I wanted to slap her. It wasn’t the first time. Certainly wasn’t the last. That, ladies and gentleman, is your MC. A girl who can't see beyond her needs; a girl who couldn't see, even though it was right in front of her eyes, that the Herrani had the right to be pissed off for being treated like slaves. I expected her to understand. I expected her to put the pieces together when the roles were reversed, but she never did. I was angry and disappointed. 

While Arian was a better character than Kestrel, because I thought he was always moving toward a good cause and trying not to lose himself in the process, he did get on my nerves quite often due to his feelings for Kestrel. Especially in the second half of the book.

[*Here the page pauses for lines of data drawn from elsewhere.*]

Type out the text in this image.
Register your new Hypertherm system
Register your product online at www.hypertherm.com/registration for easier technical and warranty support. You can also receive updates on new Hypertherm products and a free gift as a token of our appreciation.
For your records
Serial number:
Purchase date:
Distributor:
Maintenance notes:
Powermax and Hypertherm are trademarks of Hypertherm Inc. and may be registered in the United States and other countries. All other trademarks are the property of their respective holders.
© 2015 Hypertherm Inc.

I can’t say much because of SPOILERS!!!, but Arian made some pretty terrible choices involving his people and Kestrel because he trusted her way too much. He paid the price, even if briefly.

Krestle’s choice in the end can be seen as a way to redeem her character, but I’m not ready to like her yet. I’ll give book 2 a chance because of everything else that is right about this story: the world building, the great writing, the promise of an entertaining read (and the high ratings -- yes, I’m one of those); but I’m uncertain I’ll be able to really like Kestrel and root for her before this series is over.